Octobre est désormais le mois des campagnes pour les marques de distributeur. Dans leur rôle autoproclamé d’anges gardiens du pouvoir d’achat, les chaînes de supermarchés se concentrent désormais sur les marques de distributeurs et se détournent sans complexe des marques A qui garnissent pourtant leurs rayons. L’argument : les marques de distributeurs sont moins chères et donc meilleures pour les consommateurs en ces temps de crise. Qu’elles génèrent souvent de meilleures marges pour le retailer n’est qu’une simple coïncidence. Car c’est pour une bonne cause, non ?
« J’avais l’habitude d’acheter des produits de marque, mais en achetant uniquement des produits Carrefour, je pense avoir fait un tiers d’économies », déclare dans une campagne flamande la Limbourgeoise Martine après avoir acheté uniquement des produits Carrefour pendant un mois. Elle apparait dans une série de spots publicitaires de Carrefour aux côtés de la « famille Janssens » et d’un jeune couple d’une vingtaine d’années. Chacun relève le « défi » de n’acheter que des produits de marque Carrefour pendant un mois. La campagne court jusqu’à la fin du mois via des publireportages dans Het Nieuwsblad et sous forme de capsules télévisées diffusées sur RTL, Play 4 et Play 5.
« L’objectif est d’informer nos clients sur les marques Carrefour et de les aider à mieux gérer leur budget, une demande très forte chez les consommateurs belges aujourd’hui. Nous donnons également d’autres informations, comme le fait qu’il est vraiment possible de faire des économies avec la carte de fidélité ou que notre assortiment de produits Carrefour est très large », explique Aurélie Gerth, porte-parole. Mais quand Martine conclut le spot par un « Je pense que mes marques habituelles ne se retrouveront plus dans mon caddie », on dépasse sans doute la simple information.
Neuf pour le prix d’un
Lidl est également entré en guerre contre les marques. Car comment interpréter autrement une campagne qui oppose une tablette pour lave-vaisselle Finish à une pile entière de détergents de marques Lidl ? Le message : pour le prix d’un article de marque A, vous obtenez jusqu’à neuf articles de marque de distributeur.
Difficile de dire pourquoi Finish a été choisi comme première cible. Mais il est déjà acquis que le même sort attend d’autres marques.
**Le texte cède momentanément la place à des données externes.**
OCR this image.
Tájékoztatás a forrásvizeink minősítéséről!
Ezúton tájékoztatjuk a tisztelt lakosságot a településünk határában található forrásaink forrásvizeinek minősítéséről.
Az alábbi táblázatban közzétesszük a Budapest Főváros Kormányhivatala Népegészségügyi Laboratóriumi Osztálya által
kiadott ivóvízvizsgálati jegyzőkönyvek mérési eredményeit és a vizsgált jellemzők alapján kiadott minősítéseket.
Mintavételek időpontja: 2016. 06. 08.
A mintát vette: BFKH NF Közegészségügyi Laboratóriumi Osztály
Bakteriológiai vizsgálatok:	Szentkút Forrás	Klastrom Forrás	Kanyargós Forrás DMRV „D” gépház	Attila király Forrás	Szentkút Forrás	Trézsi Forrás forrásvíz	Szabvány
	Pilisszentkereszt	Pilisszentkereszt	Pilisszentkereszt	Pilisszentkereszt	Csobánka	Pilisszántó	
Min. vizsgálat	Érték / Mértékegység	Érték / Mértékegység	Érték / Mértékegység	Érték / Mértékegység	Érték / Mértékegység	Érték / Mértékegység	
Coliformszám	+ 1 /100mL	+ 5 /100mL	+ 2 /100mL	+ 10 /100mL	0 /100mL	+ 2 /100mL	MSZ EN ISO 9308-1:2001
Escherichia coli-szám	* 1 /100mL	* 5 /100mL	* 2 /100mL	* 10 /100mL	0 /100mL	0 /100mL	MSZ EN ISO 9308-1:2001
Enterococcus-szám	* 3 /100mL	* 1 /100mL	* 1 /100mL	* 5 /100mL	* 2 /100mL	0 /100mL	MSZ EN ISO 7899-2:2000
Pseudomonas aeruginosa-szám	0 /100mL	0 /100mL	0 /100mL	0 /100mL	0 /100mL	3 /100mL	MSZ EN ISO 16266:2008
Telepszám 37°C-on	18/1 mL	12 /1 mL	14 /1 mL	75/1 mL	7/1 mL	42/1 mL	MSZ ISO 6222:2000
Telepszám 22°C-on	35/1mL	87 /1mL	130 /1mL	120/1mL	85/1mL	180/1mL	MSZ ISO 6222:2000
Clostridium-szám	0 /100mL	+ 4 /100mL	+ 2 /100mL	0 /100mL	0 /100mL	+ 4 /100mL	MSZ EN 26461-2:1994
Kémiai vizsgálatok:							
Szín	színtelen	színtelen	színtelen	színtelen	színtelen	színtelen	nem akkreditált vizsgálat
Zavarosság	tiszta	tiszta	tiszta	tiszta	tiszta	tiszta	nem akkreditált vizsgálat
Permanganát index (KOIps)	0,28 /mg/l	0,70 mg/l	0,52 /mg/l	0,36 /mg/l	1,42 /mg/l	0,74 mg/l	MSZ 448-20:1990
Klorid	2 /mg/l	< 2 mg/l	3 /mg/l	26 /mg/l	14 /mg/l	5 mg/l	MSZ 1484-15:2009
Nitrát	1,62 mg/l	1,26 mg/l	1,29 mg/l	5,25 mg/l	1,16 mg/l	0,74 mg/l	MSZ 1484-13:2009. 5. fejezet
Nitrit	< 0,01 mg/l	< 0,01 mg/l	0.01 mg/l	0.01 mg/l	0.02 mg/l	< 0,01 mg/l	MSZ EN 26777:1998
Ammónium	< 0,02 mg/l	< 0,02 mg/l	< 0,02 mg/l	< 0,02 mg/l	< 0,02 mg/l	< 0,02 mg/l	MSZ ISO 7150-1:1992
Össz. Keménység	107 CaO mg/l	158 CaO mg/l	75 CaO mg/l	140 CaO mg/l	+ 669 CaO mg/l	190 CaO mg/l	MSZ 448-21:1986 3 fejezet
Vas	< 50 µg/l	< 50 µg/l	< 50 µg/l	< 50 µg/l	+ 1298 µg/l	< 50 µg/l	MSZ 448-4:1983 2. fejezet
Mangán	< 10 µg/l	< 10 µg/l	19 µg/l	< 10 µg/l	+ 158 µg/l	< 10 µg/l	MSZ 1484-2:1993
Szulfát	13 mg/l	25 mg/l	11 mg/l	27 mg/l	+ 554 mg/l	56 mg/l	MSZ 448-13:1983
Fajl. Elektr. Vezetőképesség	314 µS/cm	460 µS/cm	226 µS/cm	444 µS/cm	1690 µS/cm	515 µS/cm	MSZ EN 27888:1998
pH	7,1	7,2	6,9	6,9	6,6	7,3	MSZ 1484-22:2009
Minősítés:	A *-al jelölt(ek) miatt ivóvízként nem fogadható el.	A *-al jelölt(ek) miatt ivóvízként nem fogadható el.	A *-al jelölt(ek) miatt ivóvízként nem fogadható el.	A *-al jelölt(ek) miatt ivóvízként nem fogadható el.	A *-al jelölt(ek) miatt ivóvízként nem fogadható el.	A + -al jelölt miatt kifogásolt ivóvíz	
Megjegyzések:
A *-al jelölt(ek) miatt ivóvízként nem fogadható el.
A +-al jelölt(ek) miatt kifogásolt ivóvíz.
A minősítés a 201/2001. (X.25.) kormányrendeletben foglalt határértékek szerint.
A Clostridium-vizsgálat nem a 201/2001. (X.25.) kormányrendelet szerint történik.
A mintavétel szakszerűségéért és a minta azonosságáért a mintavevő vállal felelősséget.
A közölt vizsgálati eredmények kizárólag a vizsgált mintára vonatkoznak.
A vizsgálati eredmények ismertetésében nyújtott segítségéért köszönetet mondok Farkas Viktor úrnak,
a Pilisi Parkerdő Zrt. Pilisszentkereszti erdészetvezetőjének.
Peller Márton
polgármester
À partir de la semaine prochaine, Lidl lancera une campagne destinée à « démontrer clairement le grand avantage du prix des marques maison par rapport à celui des marques A ». « En un clin d’œil, le consommateur comprendra qu’il peut acheter plusieurs produits de marques maison pour le prix de la marque A. Au travers de cette comparaison, nous voulons aider le client à faire ses courses avec un budget réduit sans qu’il doive faire de compromis sur la qualité », a déclaré Julien Wathieu, porte-parole de Lidl Belgique.
Ils ne peuvent se passer les uns des autres…
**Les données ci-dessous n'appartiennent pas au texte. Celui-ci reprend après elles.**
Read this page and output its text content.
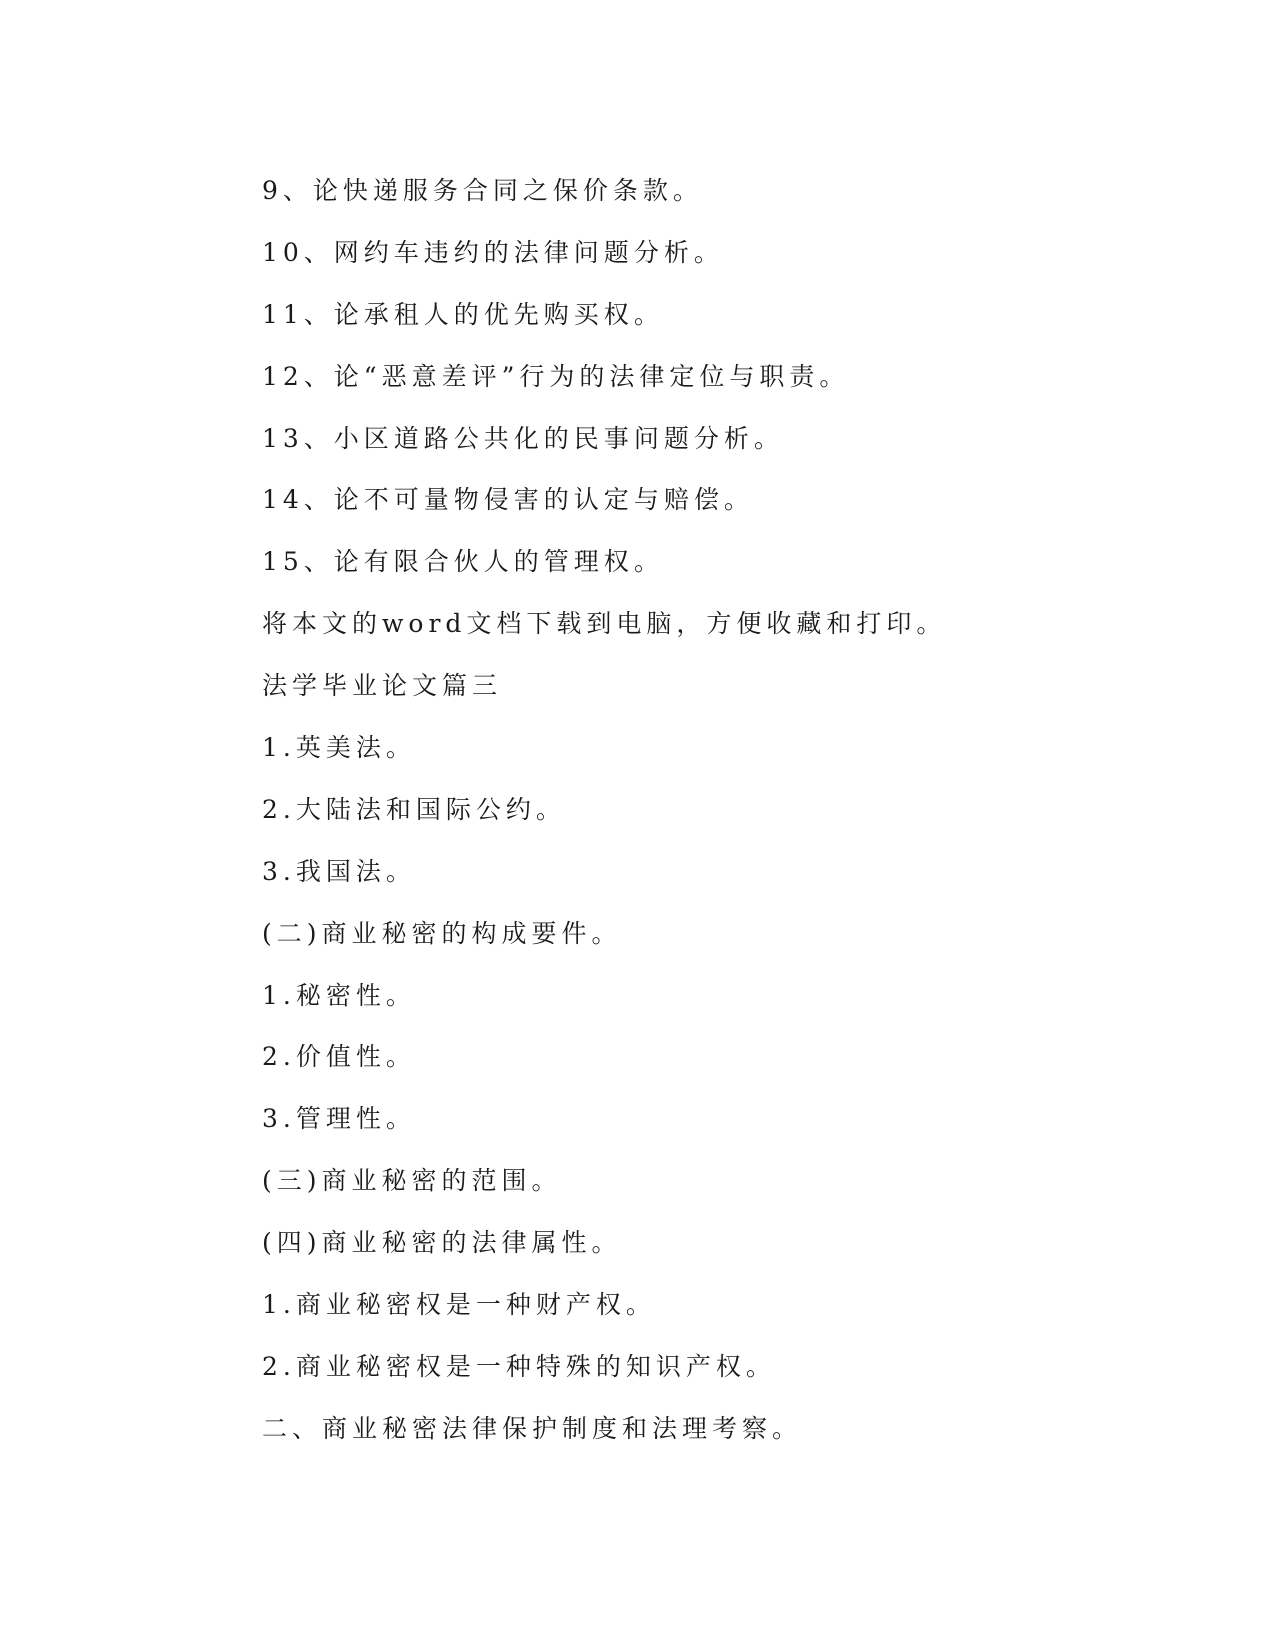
9、论快递服务合同之保价条款。

10、网约车违约的法律问题分析。

11、论承租人的优先购买权。

12、论“恶意差评”行为的法律定位与职责。

13、小区道路公共化的民事问题分析。

14、论不可量物侵害的认定与赔偿。

15、论有限合伙人的管理权。

将本文的word文档下载到电脑，方便收藏和打印。

法学毕业论文篇三

1.英美法。

2.大陆法和国际公约。

3.我国法。

(二)商业秘密的构成要件。

1.秘密性。

2.价值性。

3.管理性。

(三)商业秘密的范围。

(四)商业秘密的法律属性。

1.商业秘密权是一种财产权。

2.商业秘密权是一种特殊的知识产权。

二、商业秘密法律保护制度和法理考察。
Reste à savoir si les retailers ne se tirent pas une belle dans le pied. Bien qu’ils réalisent souvent des marges plus élevées sur les produits de marques de distributeur et qu’ils aient un meilleur contrôle de ces fournisseurs (comprenez : ils ne doivent pas craindre de négociations interminables ou d’augmentation unilatérale des prix), les prix sont plus bas et ces produits rapportent moins. L’écart de prix avec les produits de marques A n’a cessé de se creuser ces dernières années, de sorte que les chiffres d’affaires baissent.
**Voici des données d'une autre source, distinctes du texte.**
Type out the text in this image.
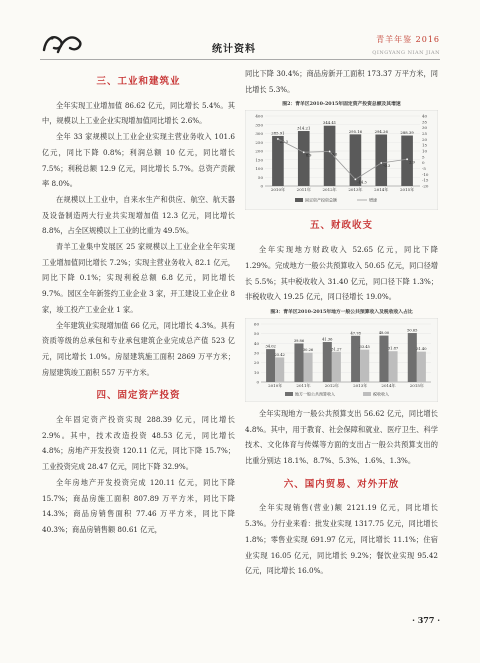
统计资料
青羊年鉴 2016
QINGYANG NIAN JIAN
三、工业和建筑业

全年实现工业增加值 86.62 亿元，同比增长 5.4%。其中，规模以上工业企业实现增加值同比增长 2.6%。

全年 33 家规模以上工业企业实现主营业务收入 101.6 亿元，同比下降 0.8%；利润总额 10 亿元，同比增长 7.5%；利税总额 12.9 亿元，同比增长 5.7%。总资产贡献率 8.0%。

在规模以上工业中，自来水生产和供应、航空、航天器及设备制造两大行业共实现增加值 12.3 亿元，同比增长 8.8%，占全区规模以上工业的比重为 49.5%。

青羊工业集中发展区 25 家规模以上工业企业全年实现工业增加值同比增长 7.2%；实现主营业务收入 82.1 亿元，同比下降 0.1%；实现利税总额 6.8 亿元，同比增长 9.7%。园区全年新签约工业企业 3 家，开工建设工业企业 8 家，竣工投产工业企业 1 家。

全年建筑业实现增加值 66 亿元，同比增长 4.3%。具有资质等级的总承包和专业承包建筑企业完成总产值 523 亿元，同比增长 1.0%。房屋建筑施工面积 2869 万平方米；房屋建筑竣工面积 557 万平方米。

四、固定资产投资

全年固定资产投资实现 288.39 亿元，同比增长 2.9%。其中，技术改造投资 48.53 亿元，同比增长 4.8%；房地产开发投资 120.11 亿元，同比下降 15.7%；工业投资完成 28.47 亿元，同比下降 32.9%。

全年房地产开发投资完成 120.11 亿元，同比下降 15.7%；商品房施工面积 807.89 万平方米，同比下降 14.3%；商品房销售面积 77.46 万平方米，同比下降 40.3%；商品房销售额 80.61 亿元，

同比下降 30.4%；商品房新开工面积 173.37 万平方米，同比增长 5.3%。

图2：青羊区2010-2015年固定资产投资总额及其增速
400
350
300
250
200
150
100
50
0
40
35
30
25
20
15
10
5
0
-5
-10
-15
-20
285.91
2010年
314.21
2011年
344.41
2012年
295.16
2013年
294.26
2014年
288.39
2015年
20.3
8.9	9.6
-14.3
-0.3
2.9
固定资产投资总额	增速
五、财政收支

全年实现地方财政收入 52.65 亿元，同比下降 1.29%。完成地方一般公共预算收入 50.65 亿元，同口径增长 5.5%；其中税收收入 31.40 亿元，同口径下降 1.3%；非税收收入 19.25 亿元，同口径增长 19.0%。

图3：青羊区2010-2015年地方一般公共预算收入及税收收入占比
60
50
40
30
20
10
0
34.02
25.42
2010年
39.86
30.26
2011年
41.36
31.27
2012年
47.78
33.45
2013年
48.00
31.87
2014年
50.65
31.40
2015年
地方一般公共预算收入	税收收入

全年实现地方一般公共预算支出 56.62 亿元，同比增长 4.8%。其中，用于教育、社会保障和就业、医疗卫生、科学技术、文化体育与传媒等方面的支出占一般公共预算支出的比重分别达 18.1%、8.7%、5.3%、1.6%、1.3%。

六、国内贸易、对外开放

全年实现销售(营业)额 2121.19 亿元，同比增长 5.3%。分行业来看：批发业实现 1317.75 亿元，同比增长 1.8%；零售业实现 691.97 亿元，同比增长 11.1%；住宿业实现 16.05 亿元，同比增长 9.2%；餐饮业实现 95.42 亿元，同比增长 16.0%。

· 377 ·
De plus, les marques A sont souvent des « aimants à clients » – des marques populaires comme Nutella ou Coca-Cola attirent les consommateurs – et la plupart investissent énormément dans l’innovation et la recherche. Ce sont les fabricants de marques qui proposent de nouveaux produits, suivent les tendances et les évolutions technologiques, lancent des campagnes de marketing coûteuses et aident souvent les retailers partenaires à innover. Lidl peut annoncer fièrement que 93% des protège-slips et 78% des lasagnes qu’il vend sont de marques de distributeur : sans Come a Casa et Always comme exemples à copier, ces variantes n’existeraient tout simplement pas.
Alors que les relations entre les supermarchés et les fournisseurs étant déjà très tendues dans le contexte d’augmentation continue des prix, on peut se demander si les premiers ont intérêt à jeter de l’huile sur le feu. Les campagnes actuelles sont authentiquement hostiles, alors que supermarchés et marques ne peuvent pas se passer les un des autres. « Les supermarchés sont pris en tenaille », confirme également Stefan Van Rompaey, rédacteur en chef de RetailDetail. « D’un côté, ils doivent s’afficher en protecteurs du pouvoir d’achat des consommateurs ; de l’autre, ils ont besoin de l’argent généré par les marques. Une telle situation est intenable. »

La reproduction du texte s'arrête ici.